Eileen Agar: magia en un mundo de durmientes
Una exposición recupera la obra fotográfica de una de las artistas más osadas y prolíficas de su generación
Cuando en 1936 los críticos Roland Penrose y Herbert Read, principales adalides del surrealismo británico, visitaron el estudio de Eileen Agar (1899-1991), en el barrio de Kensington, se llevaron cinco esculturas y tres óleos. Serían expuestos en la primera exhibición surrealista en Londres, The International Surrealist Exhibition, junto con la obra de Picasso, De Chirico, Miró, Dalí, Man Ray, André Breton, Giacometti y Max Ernst, entre otros. “Esa atención repentina me cogió por sorpresa. Un día yo era una artista que exploraba combinaciones personales de forma y contenido, y al día siguiente me anunciaban con calma ¡que era una surrealista!”, escribió en sus memorias, A Look at My Life, cinco décadas más tarde.
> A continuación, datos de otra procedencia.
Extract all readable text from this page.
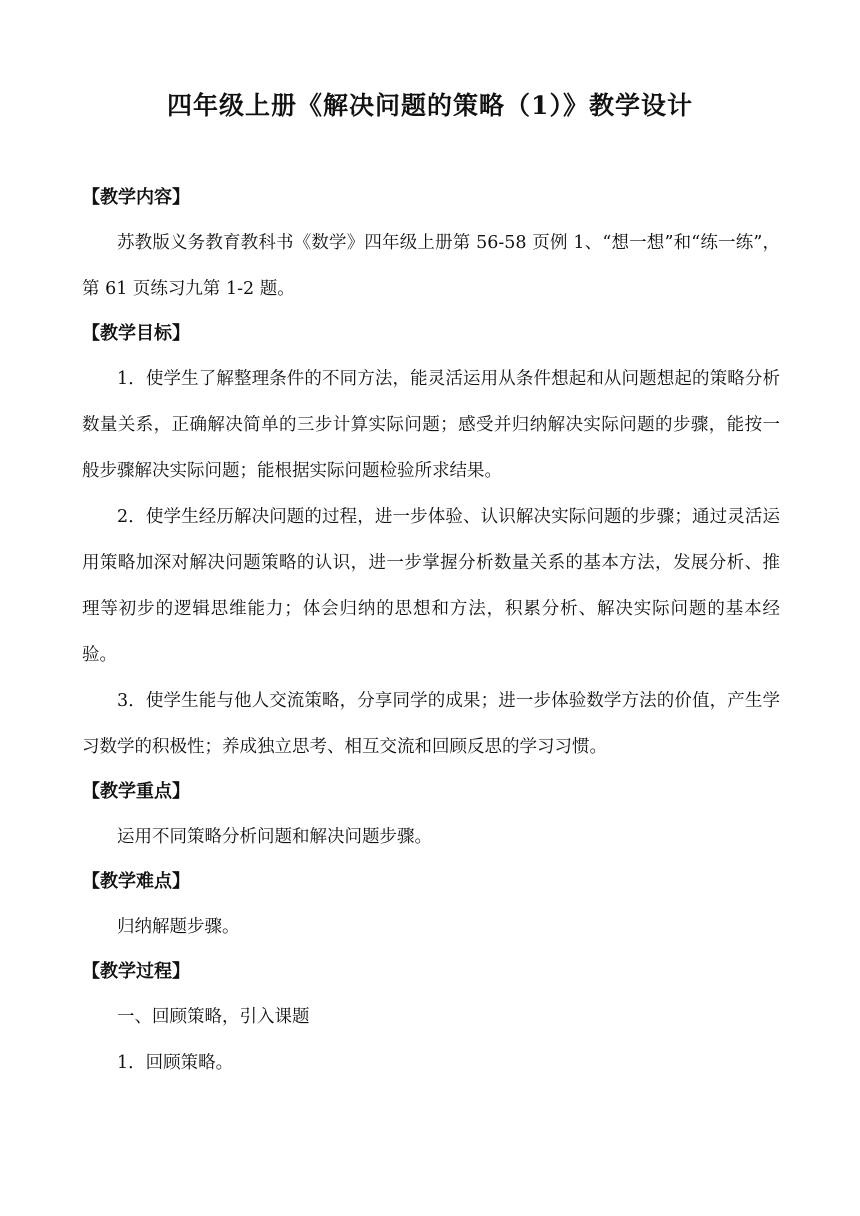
四年级上册《解决问题的策略（1）》教学设计
【教学内容】

苏教版义务教育教科书《数学》四年级上册第 56-58 页例 1、“想一想”和“练一练”，第 61 页练习九第 1-2 题。

【教学目标】

1．使学生了解整理条件的不同方法，能灵活运用从条件想起和从问题想起的策略分析数量关系，正确解决简单的三步计算实际问题；感受并归纳解决实际问题的步骤，能按一般步骤解决实际问题；能根据实际问题检验所求结果。

2．使学生经历解决问题的过程，进一步体验、认识解决实际问题的步骤；通过灵活运用策略加深对解决问题策略的认识，进一步掌握分析数量关系的基本方法，发展分析、推理等初步的逻辑思维能力；体会归纳的思想和方法，积累分析、解决实际问题的基本经验。

3．使学生能与他人交流策略，分享同学的成果；进一步体验数学方法的价值，产生学习数学的积极性；养成独立思考、相互交流和回顾反思的学习习惯。

【教学重点】

运用不同策略分析问题和解决问题步骤。

【教学难点】

归纳解题步骤。

【教学过程】

一、回顾策略，引入课题

1．回顾策略。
Aun así, Agar nunca fue un miembro oficial del grupo liderado por Breton, quien en 1929 escribiría: “El problema de la mujer es, en el mundo, lo que tiene de más maravilloso y turbio”, haciéndose eco de la fascinación que suscitaba el misterio de la psique femenina en algunos miembros masculinos del movimiento surrealista. Un hechizo que tendía a la cosificación de la mujer como musa y objeto de deseo. A eso nunca se resignó la artista británica, como tampoco lo hicieron muchas de las mujeres que participaron en el grupo (con frecuencia en virtud de los amantes, amigos o parejas que tuvieran en el momento), de ahí que siguieran su trayectoria de forma independiente, reclamando una existencia creativa activa y propia. “No tenía tiempo para ser una musa”, diría la pintora Leonora Carrington, “estaba muy ocupada rebelándome en contra de mi familia y aprendiendo a ser una artista”.
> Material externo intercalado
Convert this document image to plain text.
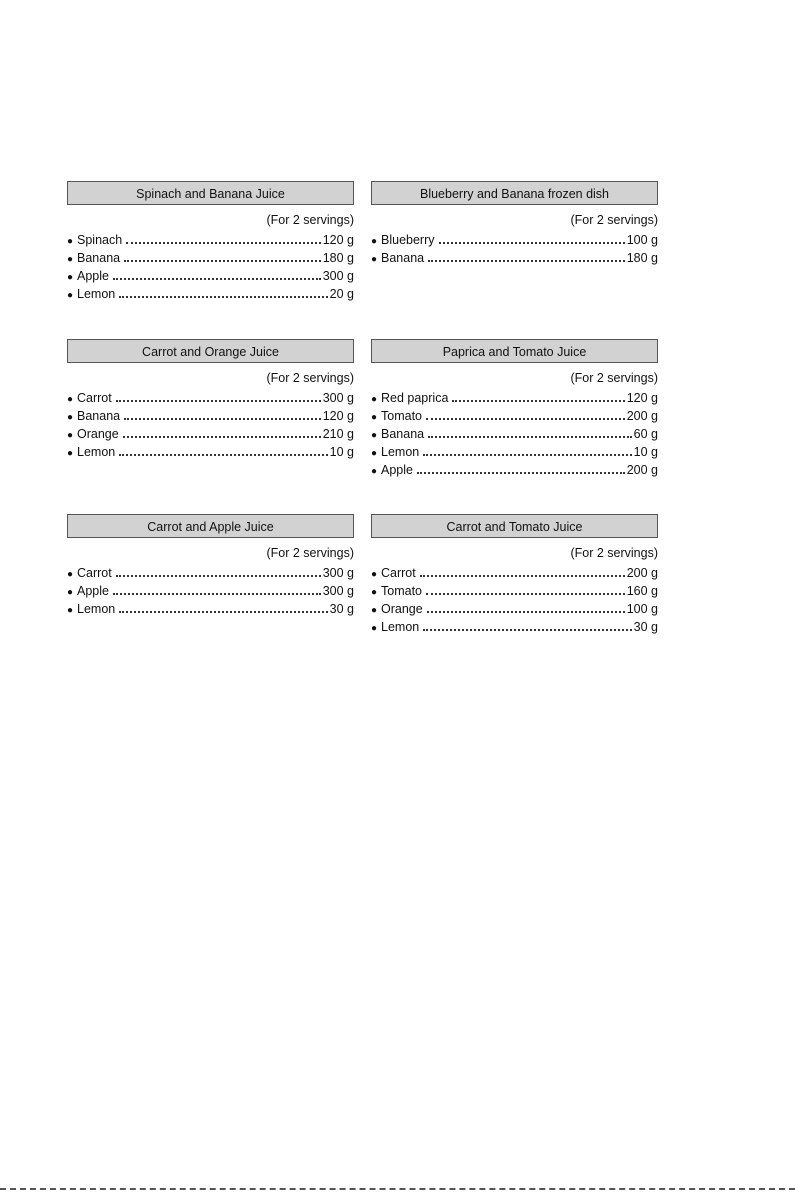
Spinach and Banana Juice
(For 2 servings)
● Spinach	120 g
● Banana	180 g
● Apple	300 g
● Lemon	20 g
Blueberry and Banana frozen dish
(For 2 servings)
● Blueberry	100 g
● Banana	180 g
Carrot and Orange Juice
(For 2 servings)
● Carrot	300 g
● Banana	120 g
● Orange	210 g
● Lemon	10 g
Paprica and Tomato Juice
(For 2 servings)
● Red paprica	120 g
● Tomato	200 g
● Banana	60 g
● Lemon	10 g
● Apple	200 g
Carrot and Apple Juice
(For 2 servings)
● Carrot	300 g
● Apple	300 g
● Lemon	30 g
Carrot and Tomato Juice
(For 2 servings)
● Carrot	200 g
● Tomato	160 g
● Orange	100 g
● Lemon	30 g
Al igual que ocurrió con Carrington, la rebeldía, el mito y la fantasía contribuyeron sobremanera a definir la vida y obra de Agar. Una trayectoria de casi setenta años, dedicada a la “fusión de la razón y la sinrazón”, como ella misma describiría, donde quedaban sintetizados elementos procedentes de dos de las tendencias artísticas más significativas del siglo XX: el cubismo y el surrealismo, a través de la pintura, la escultura, la fotografía y el collage. “Fue una de las artistas más osadas y prolíficas de su generación”, destaca la historiadora Laura Smith. “Fascinada por el arte clásico, las antiguas mitologías y el mundo natural, y el disfrute sexual, integraría el surrealismo en su obra, para inyectar ingenio, irreverencia y corporalidad a los ámbitos más analíticos del cubismo y la abstracción. Dio forma a un estilo distintivo e inspirador, que a su vez sirve de observación sobre un periodo de tiempo marcado por tremendos cambios sociales”. Smith es la comisaria de Angel of Anarchy, una retrospectiva que rescata la figura de la olvidada artista a través de 100 obras, algunas de ellas muy poco conocidas. La exposición puede verse en la galería Whitechapel de Londres. Parte de su propósito de contribuir a una más amplia reevaluación del papel de la mujer a lo largo de la historia del arte moderno y coincide con el lanzamiento de una breve biografía de la artista, que lleva la firma de Smith y publica la editorial británica Eiderdown Books.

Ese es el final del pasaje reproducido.